Ceci ne minimise pas la performance personnelle de Johannes Gutenberg. Il a réussi à saisir l’occasion historique. Mais s’il avait vécu deux siècles plus tôt, son idée de «tamponner» des pages entières à l’aide de lettres réutilisables n’aurait sûrement pas eu de succès. Personne n’aurait compris à quoi ça pouvait servir. Toujours en supposant que Gutenberg, homme pratique, aurait retenu une telle idée à cette époque.
Même les capacités humaines reposant manifestement sur le libre arbitre, telles que la création d’inventions et l’introduction d’innovations, sont soumises aux limitations et mécanismes du système social. Innombrables sont les inventeurs jamais reconnus qui ont fini dans l’amertume et le désespoir.
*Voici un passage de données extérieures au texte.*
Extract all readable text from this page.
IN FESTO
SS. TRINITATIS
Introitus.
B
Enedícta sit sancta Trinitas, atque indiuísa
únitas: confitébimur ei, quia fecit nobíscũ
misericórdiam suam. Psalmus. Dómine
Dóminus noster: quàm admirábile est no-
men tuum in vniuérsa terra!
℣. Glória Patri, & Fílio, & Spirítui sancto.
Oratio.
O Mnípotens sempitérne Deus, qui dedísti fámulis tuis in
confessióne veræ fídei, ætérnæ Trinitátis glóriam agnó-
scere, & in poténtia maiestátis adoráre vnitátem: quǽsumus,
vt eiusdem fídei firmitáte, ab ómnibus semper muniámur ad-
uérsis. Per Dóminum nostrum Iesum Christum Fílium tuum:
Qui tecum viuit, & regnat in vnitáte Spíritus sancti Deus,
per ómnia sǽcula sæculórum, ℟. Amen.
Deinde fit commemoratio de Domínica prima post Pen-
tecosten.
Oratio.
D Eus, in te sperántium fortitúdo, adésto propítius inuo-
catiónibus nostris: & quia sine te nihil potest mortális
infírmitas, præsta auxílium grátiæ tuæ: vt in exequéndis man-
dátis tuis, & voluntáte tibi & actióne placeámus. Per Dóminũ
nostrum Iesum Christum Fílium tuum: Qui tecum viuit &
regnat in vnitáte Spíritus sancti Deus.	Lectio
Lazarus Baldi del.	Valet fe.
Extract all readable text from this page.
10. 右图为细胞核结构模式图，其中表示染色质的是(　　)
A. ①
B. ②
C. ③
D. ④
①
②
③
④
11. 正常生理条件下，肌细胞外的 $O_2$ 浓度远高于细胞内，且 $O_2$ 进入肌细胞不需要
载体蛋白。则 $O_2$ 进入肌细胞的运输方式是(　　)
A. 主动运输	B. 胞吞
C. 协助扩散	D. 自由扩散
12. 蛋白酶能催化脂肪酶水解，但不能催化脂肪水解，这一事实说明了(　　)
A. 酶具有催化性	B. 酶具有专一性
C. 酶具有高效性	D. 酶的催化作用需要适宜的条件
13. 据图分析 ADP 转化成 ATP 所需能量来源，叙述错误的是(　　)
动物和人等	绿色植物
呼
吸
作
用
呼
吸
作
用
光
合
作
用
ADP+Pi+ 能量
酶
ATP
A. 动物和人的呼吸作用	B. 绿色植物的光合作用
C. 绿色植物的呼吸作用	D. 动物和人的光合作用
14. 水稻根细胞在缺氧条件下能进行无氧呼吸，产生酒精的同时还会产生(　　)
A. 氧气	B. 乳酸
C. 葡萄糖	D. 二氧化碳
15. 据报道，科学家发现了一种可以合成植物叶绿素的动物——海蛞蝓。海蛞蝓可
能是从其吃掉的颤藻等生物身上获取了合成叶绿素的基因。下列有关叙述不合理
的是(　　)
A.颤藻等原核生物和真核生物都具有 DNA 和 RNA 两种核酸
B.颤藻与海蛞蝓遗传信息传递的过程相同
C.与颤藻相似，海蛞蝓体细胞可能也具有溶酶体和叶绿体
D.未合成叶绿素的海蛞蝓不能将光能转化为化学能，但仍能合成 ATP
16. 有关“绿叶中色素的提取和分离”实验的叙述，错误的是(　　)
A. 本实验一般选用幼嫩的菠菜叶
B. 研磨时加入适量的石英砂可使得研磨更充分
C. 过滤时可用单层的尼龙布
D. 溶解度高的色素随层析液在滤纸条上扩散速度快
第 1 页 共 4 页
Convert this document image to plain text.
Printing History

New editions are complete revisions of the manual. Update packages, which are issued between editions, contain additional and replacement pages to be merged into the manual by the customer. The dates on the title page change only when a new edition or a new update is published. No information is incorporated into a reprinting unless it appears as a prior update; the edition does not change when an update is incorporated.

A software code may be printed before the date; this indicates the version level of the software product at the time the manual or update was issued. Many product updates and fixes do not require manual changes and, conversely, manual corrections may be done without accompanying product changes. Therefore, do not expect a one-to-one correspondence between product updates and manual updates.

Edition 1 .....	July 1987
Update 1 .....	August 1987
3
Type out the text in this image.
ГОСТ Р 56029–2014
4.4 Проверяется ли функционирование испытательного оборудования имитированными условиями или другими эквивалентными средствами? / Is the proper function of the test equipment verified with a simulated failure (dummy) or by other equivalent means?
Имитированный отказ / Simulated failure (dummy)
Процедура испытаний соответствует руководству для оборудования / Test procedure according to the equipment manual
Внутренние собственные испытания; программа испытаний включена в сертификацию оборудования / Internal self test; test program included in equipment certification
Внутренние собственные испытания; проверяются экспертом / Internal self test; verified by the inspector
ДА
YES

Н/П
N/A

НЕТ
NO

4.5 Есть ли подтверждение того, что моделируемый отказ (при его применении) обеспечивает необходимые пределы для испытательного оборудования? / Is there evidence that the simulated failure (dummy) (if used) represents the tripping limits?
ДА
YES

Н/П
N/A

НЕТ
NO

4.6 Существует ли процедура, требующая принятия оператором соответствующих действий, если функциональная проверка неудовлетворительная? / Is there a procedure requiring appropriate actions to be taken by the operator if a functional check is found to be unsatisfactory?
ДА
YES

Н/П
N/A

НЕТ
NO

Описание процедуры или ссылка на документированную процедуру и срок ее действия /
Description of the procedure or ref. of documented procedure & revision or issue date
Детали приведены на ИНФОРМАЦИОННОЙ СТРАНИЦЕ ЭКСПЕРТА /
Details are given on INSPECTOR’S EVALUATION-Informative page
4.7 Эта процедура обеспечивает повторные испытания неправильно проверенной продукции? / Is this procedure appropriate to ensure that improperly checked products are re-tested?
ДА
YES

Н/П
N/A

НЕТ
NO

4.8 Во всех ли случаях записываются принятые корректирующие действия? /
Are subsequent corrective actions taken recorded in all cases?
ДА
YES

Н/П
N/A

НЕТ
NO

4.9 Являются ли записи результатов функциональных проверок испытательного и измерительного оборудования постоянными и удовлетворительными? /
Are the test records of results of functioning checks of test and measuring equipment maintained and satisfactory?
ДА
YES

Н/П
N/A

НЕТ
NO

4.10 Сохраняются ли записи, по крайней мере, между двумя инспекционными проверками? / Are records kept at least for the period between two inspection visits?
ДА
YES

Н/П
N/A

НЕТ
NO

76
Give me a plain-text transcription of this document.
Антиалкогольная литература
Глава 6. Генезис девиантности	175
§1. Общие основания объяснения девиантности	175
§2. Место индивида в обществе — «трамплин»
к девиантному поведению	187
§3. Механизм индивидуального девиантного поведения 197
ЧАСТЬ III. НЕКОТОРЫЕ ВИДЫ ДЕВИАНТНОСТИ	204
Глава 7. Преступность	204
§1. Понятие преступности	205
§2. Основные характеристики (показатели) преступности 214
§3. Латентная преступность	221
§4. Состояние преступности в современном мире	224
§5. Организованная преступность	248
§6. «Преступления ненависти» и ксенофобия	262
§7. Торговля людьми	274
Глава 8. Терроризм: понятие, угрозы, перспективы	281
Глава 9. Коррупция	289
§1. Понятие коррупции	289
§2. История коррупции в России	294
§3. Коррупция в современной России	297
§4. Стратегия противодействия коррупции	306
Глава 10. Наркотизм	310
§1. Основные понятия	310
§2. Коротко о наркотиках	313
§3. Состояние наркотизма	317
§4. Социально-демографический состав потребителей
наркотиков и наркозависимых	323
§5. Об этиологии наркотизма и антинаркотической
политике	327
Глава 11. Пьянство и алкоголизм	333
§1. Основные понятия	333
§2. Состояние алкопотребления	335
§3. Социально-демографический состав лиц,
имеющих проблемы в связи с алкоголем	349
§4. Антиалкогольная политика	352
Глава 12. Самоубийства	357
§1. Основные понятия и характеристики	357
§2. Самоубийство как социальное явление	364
En fin de compte uniquement parce qu’ils sortirent leurs idées au mauvais moment et non en fonction des occasions historiques.
L’évolution
fuseau > rouet > papier > imprimerie
nous permet de tirer quatre conclusions qui sont encore valables de nos jours.
1. constatation: la suppression d’un goulet d’étranglement augmente la production et crée plus de déchets.
2. constatation: une innovation ne peut réussir que si le système global le réclame.
3. constatation: l’introduction d’innovations est soumise aux règles et restrictions du système social.
4. constatation: l’existant est supplanté par du meilleur.
Si l’heure n’est pas venue, si la fenêtre du temps n’est pas ouverte, si la communauté globale ne la réclame pas, même l’invention la plus élégante tombe dans le vide. Sans effet, elle s’en va en fumée.
Aujourd’hui nous appelons cela un flop.